Sim, as vendas online explodiram. Em março, os gráficos subiram com força. Mas bastou a euforia passar para que a curva caísse. Enquanto isso, o varejo físico seguiu seu compasso, discreto, mas estável. Em alguns setores, voltou inclusive a liderar.
A pergunta que se impõe hoje não é mais onde o consumidor compra, mas por que ele escolhe cada canal em diferentes momentos da jornada.
O digital ainda é imbatível em velocidade e acesso à informação. Ele informa, ativa o desejo, encurta distâncias. Mas quando falamos de confiança, experiência e segurança, é no ponto físico que o consumidor ainda encontra respaldo.
Setores como farmácias, eletrônicos e moda deixam isso visível. E os dados confirmam:
Crescimento acumulado de +0,4% no físico;
Queda no digital após o pico do primeiro trimestre.
O que isso nos ensina?
Que o varejo físico oferece algo raro no mundo frenético do digital: previsibilidade.
Enquanto o online vive de picos, campanhas-relâmpago e buzz passageiro, o PDV bem estruturado mantém um ritmo constante e, às vezes, mais saudável.

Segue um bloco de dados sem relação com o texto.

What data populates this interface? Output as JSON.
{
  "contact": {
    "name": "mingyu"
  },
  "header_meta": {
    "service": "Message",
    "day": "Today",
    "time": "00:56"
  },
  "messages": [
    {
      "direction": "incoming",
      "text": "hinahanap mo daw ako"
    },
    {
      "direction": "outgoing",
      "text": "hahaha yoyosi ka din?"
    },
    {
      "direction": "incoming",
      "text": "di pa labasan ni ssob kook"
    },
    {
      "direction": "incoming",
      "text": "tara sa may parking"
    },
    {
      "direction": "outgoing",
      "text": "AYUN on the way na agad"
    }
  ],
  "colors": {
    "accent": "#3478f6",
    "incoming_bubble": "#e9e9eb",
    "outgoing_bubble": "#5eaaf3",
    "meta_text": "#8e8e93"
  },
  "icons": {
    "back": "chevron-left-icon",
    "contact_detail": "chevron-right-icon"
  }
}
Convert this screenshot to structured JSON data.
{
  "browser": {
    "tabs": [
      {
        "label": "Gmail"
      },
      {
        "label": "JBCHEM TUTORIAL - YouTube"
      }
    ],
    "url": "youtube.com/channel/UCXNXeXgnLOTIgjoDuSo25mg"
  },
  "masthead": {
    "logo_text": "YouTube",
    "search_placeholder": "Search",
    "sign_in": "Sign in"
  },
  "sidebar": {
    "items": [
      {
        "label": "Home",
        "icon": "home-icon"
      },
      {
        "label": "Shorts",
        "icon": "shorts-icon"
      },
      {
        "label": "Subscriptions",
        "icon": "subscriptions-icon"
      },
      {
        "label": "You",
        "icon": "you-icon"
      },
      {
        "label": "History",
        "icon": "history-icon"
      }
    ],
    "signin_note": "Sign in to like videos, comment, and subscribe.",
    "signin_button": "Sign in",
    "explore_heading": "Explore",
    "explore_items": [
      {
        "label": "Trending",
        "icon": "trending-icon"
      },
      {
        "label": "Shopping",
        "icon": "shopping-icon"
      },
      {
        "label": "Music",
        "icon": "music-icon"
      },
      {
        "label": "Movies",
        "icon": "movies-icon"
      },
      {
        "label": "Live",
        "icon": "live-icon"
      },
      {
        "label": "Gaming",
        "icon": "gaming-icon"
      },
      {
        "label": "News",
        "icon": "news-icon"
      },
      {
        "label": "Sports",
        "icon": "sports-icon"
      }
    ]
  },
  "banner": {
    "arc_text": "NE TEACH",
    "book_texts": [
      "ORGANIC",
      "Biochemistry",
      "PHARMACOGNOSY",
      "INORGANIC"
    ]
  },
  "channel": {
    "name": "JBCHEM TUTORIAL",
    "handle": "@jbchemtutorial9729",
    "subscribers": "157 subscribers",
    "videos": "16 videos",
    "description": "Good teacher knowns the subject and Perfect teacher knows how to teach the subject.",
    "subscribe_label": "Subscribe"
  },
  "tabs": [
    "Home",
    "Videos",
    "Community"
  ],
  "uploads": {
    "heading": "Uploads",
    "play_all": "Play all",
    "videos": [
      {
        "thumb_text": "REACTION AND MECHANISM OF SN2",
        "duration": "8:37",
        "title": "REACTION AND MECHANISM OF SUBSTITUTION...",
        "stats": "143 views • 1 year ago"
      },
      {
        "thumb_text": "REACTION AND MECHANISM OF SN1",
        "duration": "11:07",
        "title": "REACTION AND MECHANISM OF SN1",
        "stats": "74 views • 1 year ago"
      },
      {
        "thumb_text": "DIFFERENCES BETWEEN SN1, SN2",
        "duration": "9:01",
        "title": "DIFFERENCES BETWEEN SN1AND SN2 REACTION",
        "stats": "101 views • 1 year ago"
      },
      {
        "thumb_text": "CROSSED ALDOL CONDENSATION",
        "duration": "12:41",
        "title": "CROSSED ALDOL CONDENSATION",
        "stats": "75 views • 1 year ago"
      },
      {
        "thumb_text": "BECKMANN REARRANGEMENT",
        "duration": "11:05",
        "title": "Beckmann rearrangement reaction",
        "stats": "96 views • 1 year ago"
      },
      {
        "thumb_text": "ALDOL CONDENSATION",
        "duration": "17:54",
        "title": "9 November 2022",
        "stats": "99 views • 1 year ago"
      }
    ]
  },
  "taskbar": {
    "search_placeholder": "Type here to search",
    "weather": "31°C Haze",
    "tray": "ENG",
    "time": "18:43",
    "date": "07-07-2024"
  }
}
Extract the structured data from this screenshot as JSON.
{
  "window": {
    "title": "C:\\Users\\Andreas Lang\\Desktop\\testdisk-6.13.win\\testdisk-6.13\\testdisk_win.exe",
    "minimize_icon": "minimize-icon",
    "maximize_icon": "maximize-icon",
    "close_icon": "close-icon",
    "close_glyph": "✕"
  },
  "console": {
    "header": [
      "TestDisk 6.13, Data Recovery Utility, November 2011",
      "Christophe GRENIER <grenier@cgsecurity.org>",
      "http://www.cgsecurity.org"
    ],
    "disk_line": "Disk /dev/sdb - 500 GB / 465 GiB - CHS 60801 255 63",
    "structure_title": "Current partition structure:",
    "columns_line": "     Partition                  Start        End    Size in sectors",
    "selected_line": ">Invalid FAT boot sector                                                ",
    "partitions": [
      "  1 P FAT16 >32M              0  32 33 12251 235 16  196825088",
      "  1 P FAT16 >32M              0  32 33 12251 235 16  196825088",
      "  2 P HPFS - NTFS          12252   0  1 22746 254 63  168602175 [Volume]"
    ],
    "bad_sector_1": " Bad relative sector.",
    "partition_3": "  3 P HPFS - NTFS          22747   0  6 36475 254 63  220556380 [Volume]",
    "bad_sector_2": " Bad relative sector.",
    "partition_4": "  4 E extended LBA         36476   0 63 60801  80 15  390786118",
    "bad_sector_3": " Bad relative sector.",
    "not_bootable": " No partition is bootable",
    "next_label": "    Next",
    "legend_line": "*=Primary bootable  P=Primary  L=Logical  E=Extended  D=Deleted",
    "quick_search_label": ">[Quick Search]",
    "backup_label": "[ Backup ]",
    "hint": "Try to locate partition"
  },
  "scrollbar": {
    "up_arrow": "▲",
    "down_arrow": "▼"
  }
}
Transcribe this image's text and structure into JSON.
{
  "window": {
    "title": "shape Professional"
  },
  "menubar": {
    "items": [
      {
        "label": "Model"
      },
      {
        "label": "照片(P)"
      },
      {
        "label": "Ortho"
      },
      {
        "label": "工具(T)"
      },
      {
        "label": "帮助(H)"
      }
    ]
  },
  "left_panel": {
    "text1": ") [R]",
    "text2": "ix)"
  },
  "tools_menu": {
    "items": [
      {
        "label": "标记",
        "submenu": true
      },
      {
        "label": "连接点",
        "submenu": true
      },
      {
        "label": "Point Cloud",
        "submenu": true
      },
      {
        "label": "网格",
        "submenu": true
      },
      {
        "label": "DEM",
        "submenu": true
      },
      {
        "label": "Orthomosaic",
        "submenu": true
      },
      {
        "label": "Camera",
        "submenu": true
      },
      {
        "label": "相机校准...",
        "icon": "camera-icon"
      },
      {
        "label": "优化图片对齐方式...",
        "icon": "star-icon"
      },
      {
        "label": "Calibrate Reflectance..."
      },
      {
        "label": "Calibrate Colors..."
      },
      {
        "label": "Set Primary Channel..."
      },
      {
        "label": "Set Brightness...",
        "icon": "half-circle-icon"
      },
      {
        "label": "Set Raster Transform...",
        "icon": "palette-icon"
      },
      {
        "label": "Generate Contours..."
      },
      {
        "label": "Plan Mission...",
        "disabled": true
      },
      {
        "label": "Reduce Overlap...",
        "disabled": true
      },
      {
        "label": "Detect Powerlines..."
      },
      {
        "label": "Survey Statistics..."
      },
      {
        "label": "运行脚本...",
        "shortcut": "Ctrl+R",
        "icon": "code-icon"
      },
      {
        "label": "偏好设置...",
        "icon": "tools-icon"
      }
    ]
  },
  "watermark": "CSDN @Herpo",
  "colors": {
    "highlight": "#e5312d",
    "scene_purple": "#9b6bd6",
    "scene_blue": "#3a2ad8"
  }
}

Porque, no fim das contas, recorrência exige confiança, não urgência.
Quem está ganhando com esse cenário?
Marcas que entenderam que o ponto de venda é muito mais que estoque: é mídia viva;
Estratégias que tratam a loja como território de marca e não só como extensão logística;
Profissionais de trade, visual merchandising e shopper marketing que transformam prateleira em palco.
E quem está ficando para trás?
Negócios que apostaram apenas em live commerce e hype;
Operações que trocaram branding por desconto;
Quem esqueceu que a construção de marca exige mais do que performance, exige presença.
O físico não morreu.
Ele só mudou de tom.
Abandonou o grito e passou a conversar.
Basta visitar a flagship da Havaianas, na Garcia D’Ávila, em Ipanema. Ali, a loja não é só loja: é território afetivo, é tradução estética de identidade. Branding que não precisa ser dito. Só sentido.
O consumidor atual é fluido. Ele transita, compara, combina canais. Mas ele continua presente e quer marcas que estejam presentes com ele, dentro e fora da tela.
A verdade é simples: não existe canal obsoleto. Existe canal mal usado.
E aí, sua marca está preparada para gerar valor e recorrência no mundo real?